Examples  of  some  of  the  types  of  personal  information  of members that  a strata  corporation  manages include:   (i) name, address and  phone  number;   (ii) banking  or  credit  card  information;   (iii) emergency  contact  information;   (iv)  owner/tenant’s  insurance  particulars;   (v) names  of  family  members living  with the borrower  or  occupying  the  strata lot;  and (vi)  debts  owed  to the strata  corporation by  an  owner.

The Court in the Beachcomber Case found that the DPA did apply as no exemption covered a strata corporation and that it is a data controller. It was also found that providing documents requested under the Bye-Laws was data processing and that members of Strata 22 were data subjects.

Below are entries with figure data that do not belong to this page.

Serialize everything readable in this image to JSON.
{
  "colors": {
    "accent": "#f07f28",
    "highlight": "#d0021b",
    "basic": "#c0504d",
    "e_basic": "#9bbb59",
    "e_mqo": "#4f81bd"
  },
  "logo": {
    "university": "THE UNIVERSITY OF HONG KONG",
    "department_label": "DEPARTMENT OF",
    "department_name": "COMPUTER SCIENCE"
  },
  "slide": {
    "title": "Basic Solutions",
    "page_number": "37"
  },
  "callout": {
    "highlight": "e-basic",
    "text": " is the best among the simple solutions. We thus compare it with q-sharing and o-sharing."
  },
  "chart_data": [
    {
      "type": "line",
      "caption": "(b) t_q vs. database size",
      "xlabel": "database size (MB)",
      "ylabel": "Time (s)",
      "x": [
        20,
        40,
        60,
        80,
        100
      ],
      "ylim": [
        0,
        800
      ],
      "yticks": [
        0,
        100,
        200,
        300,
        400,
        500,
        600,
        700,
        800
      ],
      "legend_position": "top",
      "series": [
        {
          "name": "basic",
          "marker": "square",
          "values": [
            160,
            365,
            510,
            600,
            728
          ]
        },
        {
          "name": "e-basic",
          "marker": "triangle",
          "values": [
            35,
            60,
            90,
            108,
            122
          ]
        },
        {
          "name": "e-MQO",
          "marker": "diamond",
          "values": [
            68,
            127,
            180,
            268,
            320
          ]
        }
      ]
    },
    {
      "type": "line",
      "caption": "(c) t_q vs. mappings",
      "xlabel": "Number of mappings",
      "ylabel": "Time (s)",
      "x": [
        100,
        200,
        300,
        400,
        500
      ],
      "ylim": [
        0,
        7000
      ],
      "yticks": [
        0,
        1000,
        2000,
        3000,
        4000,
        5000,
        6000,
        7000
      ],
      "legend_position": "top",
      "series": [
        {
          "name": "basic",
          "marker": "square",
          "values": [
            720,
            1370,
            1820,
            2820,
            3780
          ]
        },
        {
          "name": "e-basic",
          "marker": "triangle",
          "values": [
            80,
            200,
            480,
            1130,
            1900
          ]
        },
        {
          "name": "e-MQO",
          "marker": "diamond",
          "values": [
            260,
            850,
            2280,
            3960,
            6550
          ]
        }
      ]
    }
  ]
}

On that basis the Grand Court made the following decisions:

  1. Strata 22 members had to be told that the Ex-Co of Strata 22 had their data and for what purpose it was going to be processed;

  2. That processing purpose has to be fair. Providing information to the Owner which could benefit all members of Strata 22 was fair;

  3. Strata 22 has to show that it was either processing (i) the personal data by consent, (ii) to perform a contract with the data subject, (iii) under legal obligation, (iv) to protect the vital interest of the data subject, (v) to perform a public function, or (vi) for a legitimate interest of Strata 22 as the data controller;

  4. The act of purchasing a property and thereby agreeing to the Bye-laws under which the Owner had a right to personal data of members held by Ex-Co did not constitute consent for DPA purposes;

  5. However, exemption (ii) above did apply to Strata 22 because Strata 22 had to process the data in order to give the requested documents to the Owners in the course of the performance of a contract i.e. the Bye-Laws, which are a statutory contract under the Act;

  6. There was no legal obligation applicable to the data processing that Strata 22 would do in order to provide requested documents to the Owner. A legal obligation has to arise under legislation and Strata 22's obligation to provide the documents was under contract that is the Bye-Laws and not under the Act even though the Act required there to be Bye-Laws;

  7. When deciding if the data processing is for a legitimate purpose of Strata 22, a balancing exercise should be conducted weighing up the nature of the data, the processing involved and the benefit and detriments of the processing and what can be done to ensure the data is secure. Strata 22 did have a legitimate interest in providing the data to the Owner based on the nature of the data and the benefits and detriments. Given that the Owner was willing to enter into a non-disclosure agreement to maintain the privacy of the personal data, which would assist to maintain security of the data, the overall balance was that there was a legitimate purpose for the data processing;

  8. The members' data subject rights to information from Strata 22 as the data controller, including the right to cease or restrict data processing, as well at the requirement to take appropriate security measures in regard to personal data, were respected by imposing the condition that the Owner inspect the raw data at the Ex-Co offices after entering into an appropriate non-disclosure agreement.

 

This decision skilfully navigated the tricky waters where the rights of data subjects under the DPA intersect with a person's contractual right to information from the data controller. The Beachcomber Case provides clarity to Cayman strata corporations on how the DPA and Bye-Laws interact, but the same principles will have much wider application across a broad range of similar situations such as clubs and other member organisations.